The deal worked out well, and in 1891, Everton won the league. Houlding proposed that Everton buy the ground from him, a proposal the club’s owners and members didn’t fancy. It then emerged that another local man, John Orrell, owned part of the land on which the stadium was built, and he claimed another £120 a year in rent on top of the £250 being paid to Houlding. 

Everton had an offer to build another ground nearby at a cost of £50 a year, took it, and Goodison Park was built. The two famous stadiums are separated by Stanley Park, less than a mile apart. Everton originally had a seven-year lease, and are still in situ today, until their new ground in Liverpool’s dockland is built.

Houlding tried to retain the Everton name for his own use, but the Football League blocked him.

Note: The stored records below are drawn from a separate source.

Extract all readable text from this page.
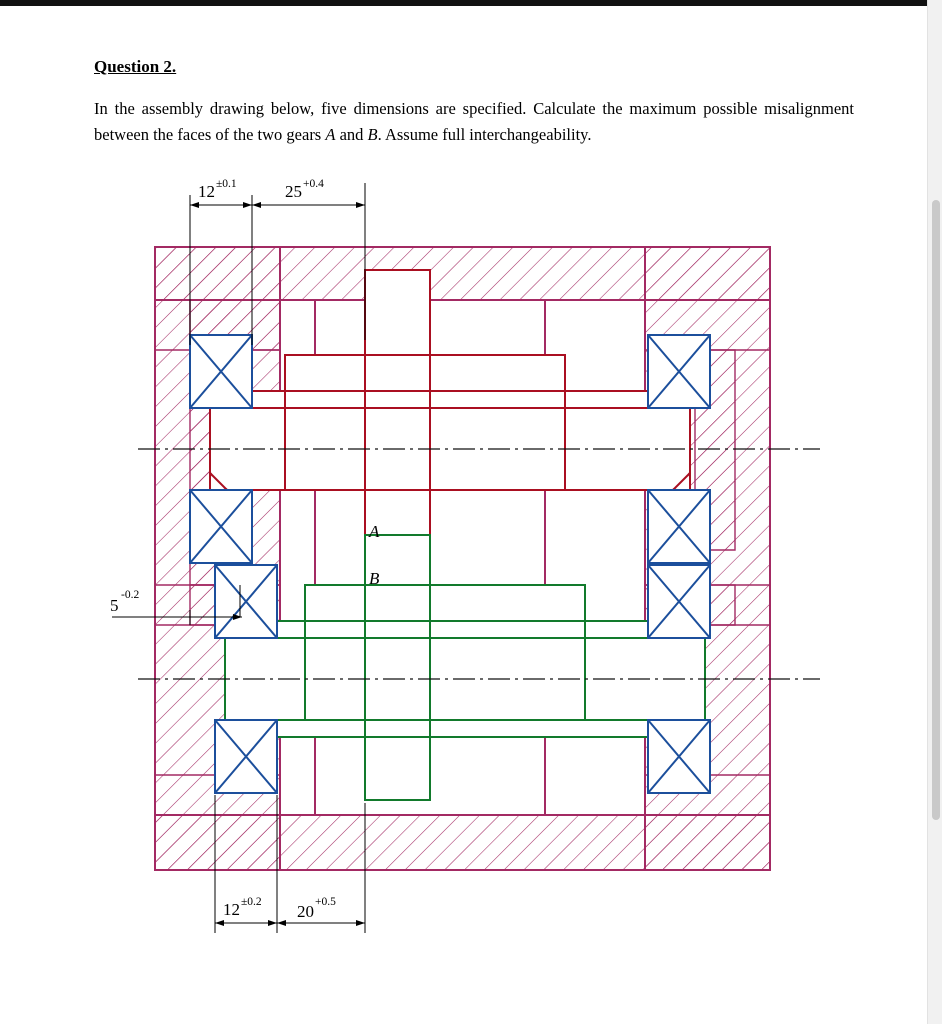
Question 2.
In the assembly drawing below, five dimensions are specified. Calculate the maximum possible misalignment between the faces of the two gears A and B. Assume full interchangeability.
12 ±0.1	25 +0.4
5
-0.2
12 ±0.2 20 +0.5
A
B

So, stuck with a football stadium but no team to play in it, he created a new team, named after the city in which they played, and Liverpool Football Club was officially established in June 1892. 

Liverpool and Everton played their first match in 1894, and it is now the most-played fixture in English football history. 

Until the mid-1960s, the two teams enjoyed a similar level of success, having won six and five league titles, respectively. But in the 1970s and 1980s Liverpool streaked ahead, and by 1990 had won 18 league titles to Everton’s nine. 

After a 30-year hiatus, for Liverpool that number has grown to 19. For Everton fans tired of watching their rivals’ success, they can only dream of an alternative reality where the club’s owners swallowed that 50% rent rise, or bought their stadium, and Liverpool never came into existence.